There have been a few times where guys either held on too long or threw a few too many punches but I think with UFC becoming even more mainstream and especially with the whole steroid scandal going on, Dana and the commissions are trying to be a bit more tough. I agree that this is unsportsmanlike behavior but this standard should be applied to everyone from now on and I want to see how it'll play out.

----------


## WHOADY4SHOADY

> There have been a few times where guys either held on too long or threw a few too many punches but I think with UFC becoming even more mainstream and especially with the whole steroid scandal going on, Dana and the commissions are trying to be a bit more tough. I agree that this is unsportsmanlike behavior but this standard should be applied to everyone from now on and I want to see how it'll play out.


Agreed.

----------


## BAG0529

> There have been a few times where guys either held on too long or threw a few too many punches but I think with UFC becoming even more mainstream and especially with the whole steroid scandal going on, Dana and the commissions are trying to be a bit more tough. I agree that this is unsportsmanlike behavior but this standard should be applied to everyone from now on and I want to see how it'll play out.



Exactely, you need to win over the public. Anything those against the sport can point to which is negative, they will.

----------


## ftony

That's a strong message ...I guess a heavy fine would have been a problem considering the pay these guys get..

----------


## test_cyp

I finally seen this fight, and didn't think he held on that long.
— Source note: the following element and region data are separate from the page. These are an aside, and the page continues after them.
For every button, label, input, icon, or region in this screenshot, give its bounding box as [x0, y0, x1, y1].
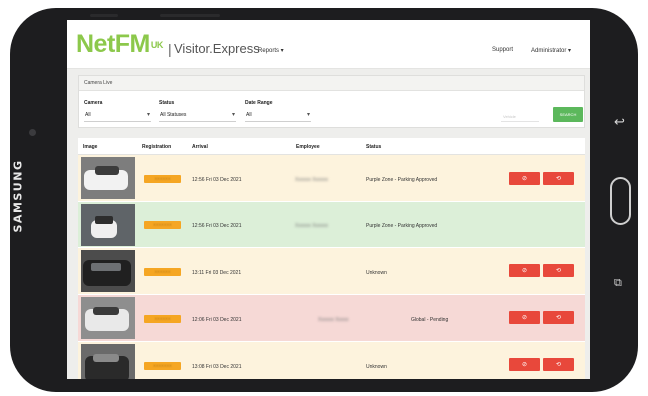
cancel-circle-icon: ⊘: [521, 176, 528, 182]
car-window: [95, 216, 113, 224]
recents-icon[interactable]: ⧉: [614, 276, 622, 289]
administrator-menu[interactable]: Administrator ▾: [531, 47, 571, 54]
visit-status: Global - Pending: [411, 317, 449, 323]
chevron-down-icon: ▾: [306, 112, 310, 118]
car-window: [93, 307, 119, 315]
search-button[interactable]: SEARCH: [553, 107, 583, 122]
column-header-employee: Employee: [296, 144, 320, 150]
deny-button[interactable]: ⊘: [509, 264, 540, 277]
filter-panel: Camera Live Camera All ▾ Status All Stat…: [78, 75, 585, 128]
table-header: Image Registration Arrival Employee Stat…: [78, 138, 585, 155]
vehicle-image[interactable]: [81, 204, 135, 246]
retry-button[interactable]: ⟲: [543, 172, 574, 185]
product-name: Visitor.Express: [174, 41, 260, 56]
table-row[interactable]: XXXXXX 12:56 Fri 03 Dec 2021 Xxxxxx Xxxx…: [78, 155, 585, 202]
table-row[interactable]: XXXXXX 13:11 Fri 03 Dec 2021 Unknown ⊘ ⟲: [78, 248, 585, 295]
power-button: [160, 14, 220, 17]
employee-name: Xxxxxx Xxxxxx: [295, 177, 329, 183]
arrival-time: 12:56 Fri 03 Dec 2021: [192, 177, 242, 183]
cancel-circle-icon: ⊘: [521, 268, 528, 274]
arrival-time: 13:08 Fri 03 Dec 2021: [192, 364, 242, 370]
reports-menu[interactable]: Reports ▾: [258, 47, 284, 54]
back-arrow-icon[interactable]: ↩: [614, 116, 625, 129]
employee-name: Xxxxxx Xxxxx: [318, 317, 349, 323]
registration-text: XXXXXXX: [153, 363, 172, 368]
car-window: [91, 263, 121, 271]
registration-text: XXXXXX: [154, 176, 171, 181]
retry-button[interactable]: ⟲: [543, 358, 574, 371]
vehicle-image[interactable]: [81, 157, 135, 199]
retry-button[interactable]: ⟲: [543, 311, 574, 324]
home-button[interactable]: [610, 177, 631, 225]
front-camera-icon: [29, 129, 36, 136]
table-row[interactable]: XXXXXXX 12:56 Fri 03 Dec 2021 Xxxxxx Xxx…: [78, 202, 585, 248]
panel-title: Camera Live: [84, 80, 113, 86]
car-window: [95, 166, 119, 175]
deny-button[interactable]: ⊘: [509, 358, 540, 371]
date-range-select-value: All: [246, 112, 252, 118]
logo-superscript: UK: [150, 40, 164, 50]
column-header-status: Status: [366, 144, 382, 150]
registration-plate: XXXXXX: [144, 175, 181, 183]
cancel-circle-icon: ⊘: [521, 315, 528, 321]
registration-text: XXXXXX: [154, 316, 171, 321]
employee-name: Xxxxxx Xxxxxx: [295, 223, 329, 229]
registration-plate: XXXXXXX: [144, 221, 181, 229]
column-header-arrival: Arrival: [192, 144, 208, 150]
deny-button[interactable]: ⊘: [509, 172, 540, 185]
chevron-down-icon: ▾: [231, 112, 235, 118]
car-window: [93, 354, 119, 362]
registration-plate: XXXXXX: [144, 315, 181, 323]
vehicle-image[interactable]: [81, 250, 135, 292]
netfm-logo: NetFMUK: [76, 32, 163, 57]
status-select[interactable]: All Statuses ▾: [159, 111, 236, 122]
refresh-icon: ⟲: [555, 268, 562, 274]
refresh-icon: ⟲: [555, 176, 562, 182]
vehicle-image[interactable]: [81, 297, 135, 339]
arrival-time: 12:06 Fri 03 Dec 2021: [192, 317, 242, 323]
registration-text: XXXXXXX: [153, 222, 172, 227]
retry-button[interactable]: ⟲: [543, 264, 574, 277]
visit-status: Purple Zone - Parking Approved: [366, 223, 438, 229]
vehicle-search-input[interactable]: Vehicle: [501, 112, 539, 122]
device-brand: SAMSUNG: [11, 159, 25, 233]
arrival-time: 12:56 Fri 03 Dec 2021: [192, 223, 242, 229]
vehicle-placeholder: Vehicle: [503, 114, 516, 119]
logo-text: NetFM: [76, 30, 150, 58]
registration-plate: XXXXXX: [144, 268, 181, 276]
table-row[interactable]: XXXXXX 12:06 Fri 03 Dec 2021 Xxxxxx Xxxx…: [78, 295, 585, 342]
visit-status: Purple Zone - Parking Approved: [366, 177, 438, 183]
column-header-registration: Registration: [142, 144, 172, 150]
camera-live-table: Image Registration Arrival Employee Stat…: [78, 138, 585, 379]
status-label: Status: [159, 100, 175, 106]
tablet-screen: NetFMUK | Visitor.Express Reports ▾ Supp…: [67, 20, 590, 379]
deny-button[interactable]: ⊘: [509, 311, 540, 324]
visit-status: Unknown: [366, 270, 387, 276]
search-button-label: SEARCH: [559, 112, 577, 117]
visit-status: Unknown: [366, 364, 387, 370]
date-range-label: Date Range: [245, 100, 273, 106]
vehicle-image[interactable]: [81, 344, 135, 379]
camera-select-value: All: [85, 112, 91, 118]
camera-select[interactable]: All ▾: [84, 111, 151, 122]
panel-header: Camera Live: [79, 76, 584, 91]
logo-separator: |: [168, 41, 172, 57]
camera-label: Camera: [84, 100, 103, 106]
refresh-icon: ⟲: [555, 315, 562, 321]
chevron-down-icon: ▾: [146, 112, 150, 118]
registration-text: XXXXXX: [154, 269, 171, 274]
cancel-circle-icon: ⊘: [521, 362, 528, 368]
top-navbar: NetFMUK | Visitor.Express Reports ▾ Supp…: [67, 20, 590, 69]
registration-plate: XXXXXXX: [144, 362, 181, 370]
support-link[interactable]: Support: [492, 47, 513, 53]
status-select-value: All Statuses: [160, 112, 187, 118]
arrival-time: 13:11 Fri 03 Dec 2021: [192, 270, 242, 276]
date-range-select[interactable]: All ▾: [245, 111, 311, 122]
table-row[interactable]: XXXXXXX 13:08 Fri 03 Dec 2021 Unknown ⊘ …: [78, 342, 585, 379]
refresh-icon: ⟲: [555, 362, 562, 368]
column-header-image: Image: [83, 144, 98, 150]
volume-button: [90, 14, 118, 17]
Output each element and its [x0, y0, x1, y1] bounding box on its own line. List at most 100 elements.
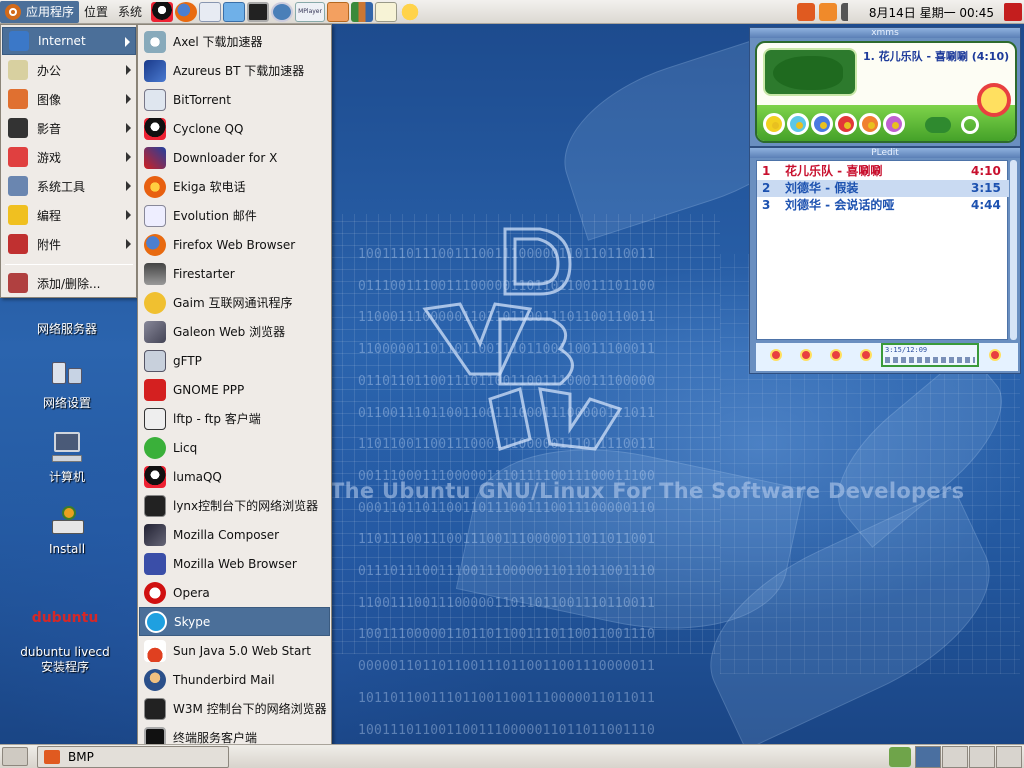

I don't believe that extra 2-3 seconds put him to sleep. BJ did the same thing to Jens as stated above. Very unfortunate that they let Babalu go.

----------


## Jojoe

That was a very bum thing to do. I personally think if ya go out of your way to hurt someone and make it personal you should be ready to deal with the punishment.

----------


## Logan13

> http://www.mmaweekly.com/absolutenm/...=4605&zoneid=2
> 
> 
> Yes he held the choke longer than he should've ... but so did BJ to Jens.
> 
> Either way ... I believe there should've been some sort of sanction ... just not of this magnitude.


If Babalu was one of the top-ranked fighters, he would still be there. Unfortunately, he has fallen to "filler-fight" status.

----------


## abombing

That's a little extreme, especially since the commission didn't even suspend his license for it.

----------